As others have said, you need to do what's best for you and your group.
The Long Answer:
I tend to be the Forever GM, so I run into stuff like this a lot. I've seen it from start to finish, and it's always something different. I tend to handle it as follows:
1) Is it a legitimate reason?
I know this is a bit nitpicky, but it's true. Being told an hour before game that a family member is in the hospital is one thing; getting a call because the one player doesn't want to put on pants walk down the hill to get to the game is another.
If it's a legitimate thing that has major real-world implications, I still award some XP so the player isn't far behind. Crap stuff gets a goose egg.
2) Were instructions left regarding what the character is doing?
This was a favorite of mine in a FATE game I was running. One guy was getting called in for OT for a month (he knew a few weeks in advance) and would miss the games we had scheduled. I already had events planned, so we sat down over lunch one day and mapped out what his character was going to do behind the scenes.
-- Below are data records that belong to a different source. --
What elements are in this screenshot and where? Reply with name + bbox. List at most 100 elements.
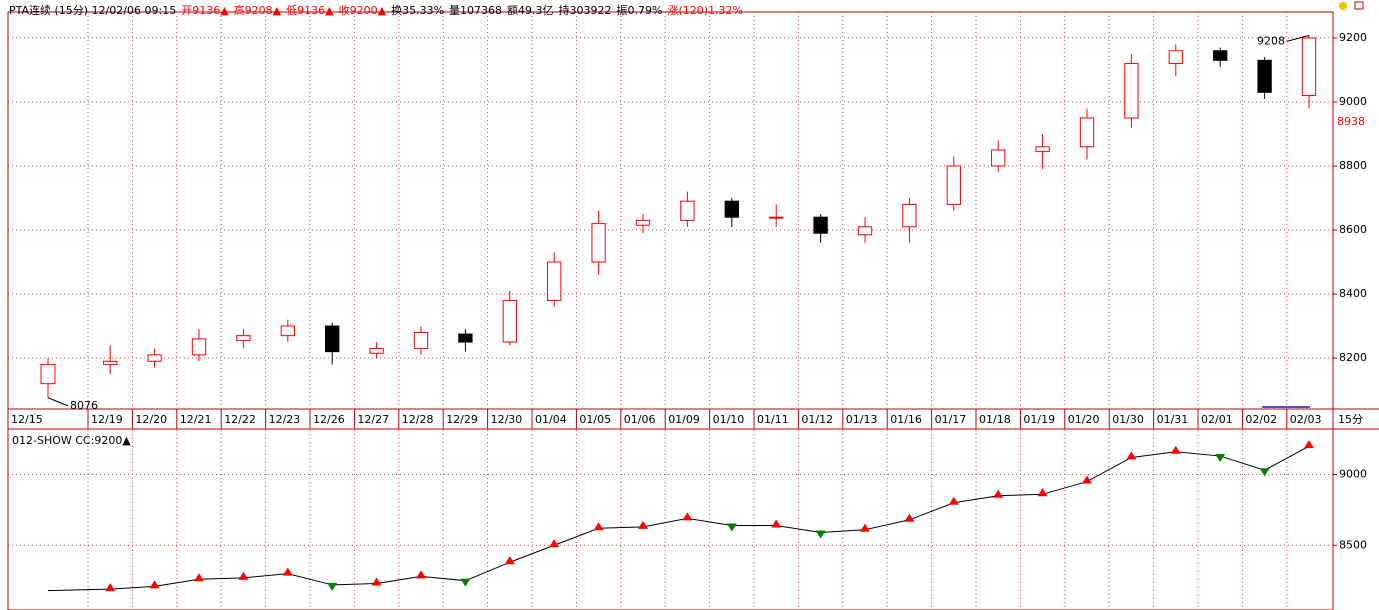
candle-body bbox=[413, 331, 429, 349]
signal-arrow bbox=[371, 577, 382, 586]
signal-arrow bbox=[993, 489, 1004, 498]
header-item: 收9200▲ bbox=[338, 4, 387, 17]
candle-body bbox=[1257, 59, 1272, 93]
y-tick-label: 9000 bbox=[1339, 95, 1367, 108]
signal-arrow bbox=[1259, 468, 1270, 477]
x-tick-label: 01/19 bbox=[1023, 413, 1055, 426]
candle-body bbox=[857, 226, 873, 236]
annotation: 8076 bbox=[70, 399, 98, 412]
signal-arrow bbox=[238, 571, 249, 580]
annotation-leader bbox=[1286, 34, 1310, 42]
y-tick-label: 9200 bbox=[1339, 31, 1367, 44]
x-tick-label: 02/02 bbox=[1245, 413, 1277, 426]
x-tick-label: 12/28 bbox=[402, 413, 434, 426]
signal-arrow bbox=[682, 512, 693, 521]
candle-body bbox=[591, 223, 606, 263]
y-tick-label: 8400 bbox=[1339, 287, 1367, 300]
signal-arrow bbox=[904, 513, 915, 522]
x-tick-label: 12/27 bbox=[357, 413, 389, 426]
candle-body bbox=[902, 203, 917, 228]
x-tick-label: 01/09 bbox=[668, 413, 700, 426]
candle-body bbox=[325, 325, 340, 353]
candle-body bbox=[236, 335, 251, 341]
x-tick-label: 01/30 bbox=[1112, 413, 1144, 426]
header-item: 量107368 bbox=[449, 4, 503, 17]
x-tick-label: 01/20 bbox=[1068, 413, 1100, 426]
signal-arrow bbox=[327, 582, 338, 591]
y-tick-label: 8500 bbox=[1339, 538, 1367, 551]
x-tick-label: 12/30 bbox=[491, 413, 523, 426]
signal-arrow bbox=[593, 522, 604, 531]
candle-body bbox=[946, 165, 961, 205]
x-tick-label: 12/21 bbox=[180, 413, 212, 426]
x-tick-label: 01/06 bbox=[624, 413, 656, 426]
candle-body bbox=[991, 149, 1006, 167]
header-item: 开9136▲ bbox=[181, 4, 229, 17]
signal-arrow bbox=[282, 567, 293, 576]
x-tick-label: 12/22 bbox=[224, 413, 256, 426]
header-item: 低9136▲ bbox=[286, 4, 334, 17]
indicator-title: 012-SHOW CC:9200▲ bbox=[12, 434, 131, 447]
x-tick-label: 01/13 bbox=[846, 413, 878, 426]
signal-arrow bbox=[815, 530, 826, 539]
icon[interactable] bbox=[1354, 1, 1364, 10]
candle-body bbox=[280, 325, 295, 337]
x-tick-label: 12/29 bbox=[446, 413, 478, 426]
candle-body bbox=[547, 261, 562, 301]
signal-arrow bbox=[504, 556, 515, 565]
signal-arrow bbox=[1304, 440, 1314, 449]
candle-body bbox=[147, 354, 162, 362]
y-tick-label: 8200 bbox=[1339, 351, 1367, 364]
icon[interactable] bbox=[1339, 2, 1347, 10]
x-tick-label: 12/19 bbox=[91, 413, 123, 426]
signal-arrow bbox=[771, 519, 782, 528]
signal-arrow bbox=[1170, 445, 1181, 454]
signal-arrow bbox=[149, 580, 160, 589]
candle-body bbox=[103, 360, 118, 365]
signal-arrow bbox=[1215, 454, 1226, 463]
candle-body bbox=[1079, 117, 1095, 148]
candle-body bbox=[1213, 50, 1228, 61]
annotation-leader bbox=[47, 397, 69, 407]
header-item: 涨(120)1.32% bbox=[667, 4, 744, 17]
candle-body bbox=[502, 299, 517, 343]
x-tick-label: 12/26 bbox=[313, 413, 345, 426]
signal-arrow bbox=[105, 583, 116, 592]
header-item: 持303922 bbox=[558, 4, 612, 17]
x-tick-label: 01/17 bbox=[935, 413, 967, 426]
header-item: 换35.33% bbox=[391, 4, 445, 17]
x-tick-label: 12/15 bbox=[11, 413, 43, 426]
x-tick-label: 01/18 bbox=[979, 413, 1011, 426]
candle-body bbox=[191, 338, 207, 356]
header-item: 振0.79% bbox=[616, 4, 663, 17]
signal-arrow bbox=[1037, 488, 1048, 497]
signal-arrow bbox=[948, 496, 959, 505]
candle-body bbox=[769, 216, 784, 219]
annotation: 9208 bbox=[1257, 34, 1285, 47]
x-tick-label: 01/11 bbox=[757, 413, 789, 426]
candle-body bbox=[458, 333, 473, 343]
candle-body bbox=[680, 200, 695, 221]
x-tick-label: 01/04 bbox=[535, 413, 567, 426]
signal-arrow bbox=[726, 523, 737, 532]
candle-body bbox=[635, 219, 651, 226]
signal-arrow bbox=[416, 570, 426, 579]
x-tick-label: 12/23 bbox=[269, 413, 301, 426]
signal-arrow bbox=[860, 523, 870, 532]
x-tick-label: 01/10 bbox=[713, 413, 745, 426]
signal-arrow bbox=[460, 578, 471, 587]
header-item: 额49.3亿 bbox=[507, 4, 554, 17]
x-tick-label: 01/16 bbox=[890, 413, 922, 426]
candle-body bbox=[724, 200, 739, 218]
y-tick-label: 8800 bbox=[1339, 159, 1367, 172]
candle-body bbox=[369, 347, 384, 354]
x-tick-label: 02/03 bbox=[1290, 413, 1322, 426]
signal-arrow bbox=[1126, 451, 1137, 460]
price-marker: 8938 bbox=[1337, 115, 1365, 128]
x-tick-label: 01/31 bbox=[1157, 413, 1189, 426]
x-tick-label: 02/01 bbox=[1201, 413, 1233, 426]
candle-body bbox=[1301, 37, 1317, 97]
candle-body bbox=[1124, 63, 1139, 119]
He wrote a note for the party, told me where he was going, who he was talking to, what information he wanted, and who he'd be threatening if it really got down to it (he was the second son of a noble house living in Victorian London with a military background).
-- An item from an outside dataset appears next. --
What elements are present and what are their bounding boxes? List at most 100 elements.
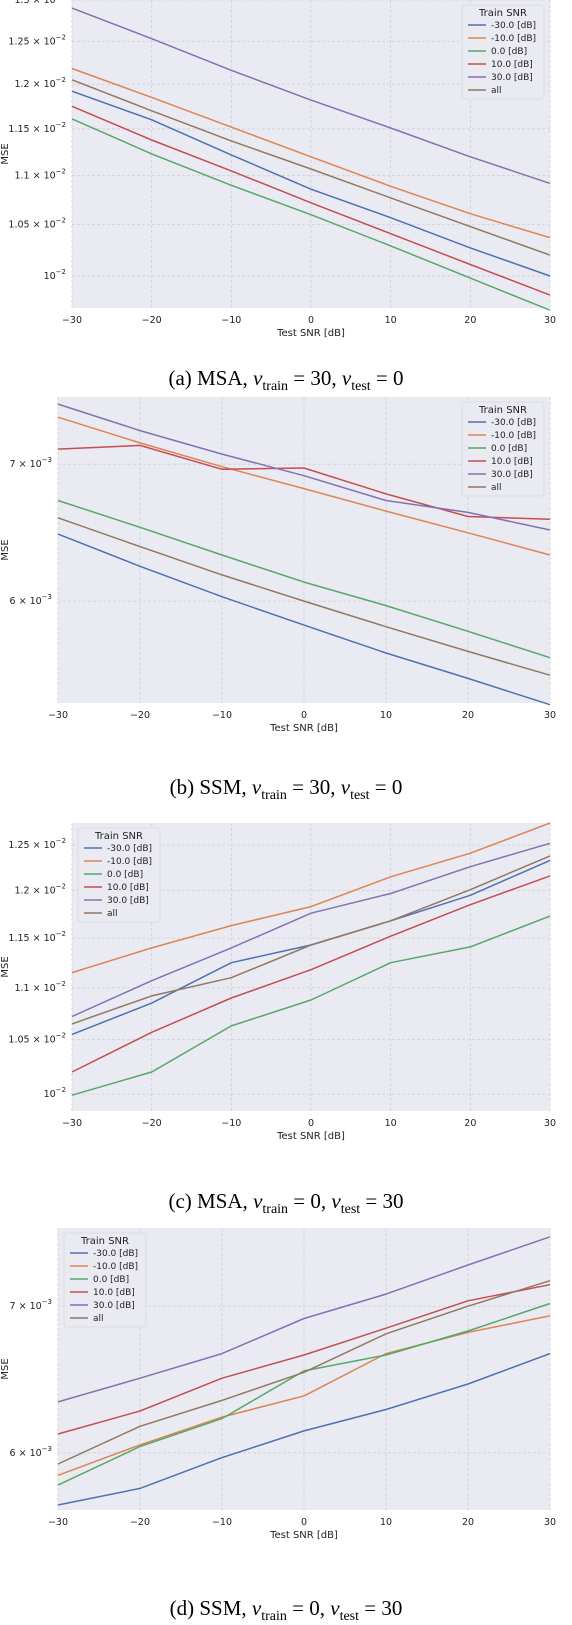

When someone puts enough awesome thought into the game to RP when they are away and even designs props to leave behind (like finding a "proper" font for the note they left), I'm fine with giving full XP.
3) Was the character trailing along and offering assistance in some way?
If you've seen The Gamers, then you know about Mark, the Berserker. The player here was late because of being with his girlfriend, then bailed after the first major combat. The players kept him around following them, and they eventually got into a major fight that the players controlled him for.
In situations where the character could face major harm (possibly death!) and played a part in some way (even if they are just offering moral support and giving boosts that way), I award XP based on how dangerous the situation was.
4) How important is it in the game to gain XP?
This is one I've always had to balance. In some games, being off by session is HUGE and can slow you down for a good long while. I'm looking at AD&D, where if you were a wizard, you were looking at twice the number of XP needed to level up.
EotE isn't that bad, but if the party completes the story arc and does major things, that could be 20-40 XP they missed due to sitting in the hospital or having a family emergency. It could take multiple sessions to get caught up, and if they miss more games, they may feel they are being ostracized or even useless when the dice start rolling.
So if it's important for your scaling purposes and for party cohesion to be in the same XP range, then offer some if not all of the XP.
5) What is best for group cohesion, both in and out of character?
I've been on both sides of this one in college, and it's never fun. I would miss a game due to being called in at work (I was the only one with a job) and I'd get an XP hit. Next thing I knew, I was levels behind, couldn't keep up, and eventually dropped the game.
I later learned the GM was trying to ostracize me since I was one of the other major GMs on campus. Some of the players, when they realized that, left. The game collapsed shortly afterward.
Another GM always negated XP if you were absent, and would sometimes even dock XP if you were late. He did this to force players to be so far behind they would quit, which really caused some lines to be drawn and friendships to be tested (and broken).
Sometimes, you just have to be careful what someone will think if they get docked, how they will react, and how the rest of the table will act. It might not mean much to a group of close friends, but if you get that one anti-social guy who is nervous in groups larger than 3, it might mean a whole lot more.
Just putting my two credits out there for you. I hope it helps in some way!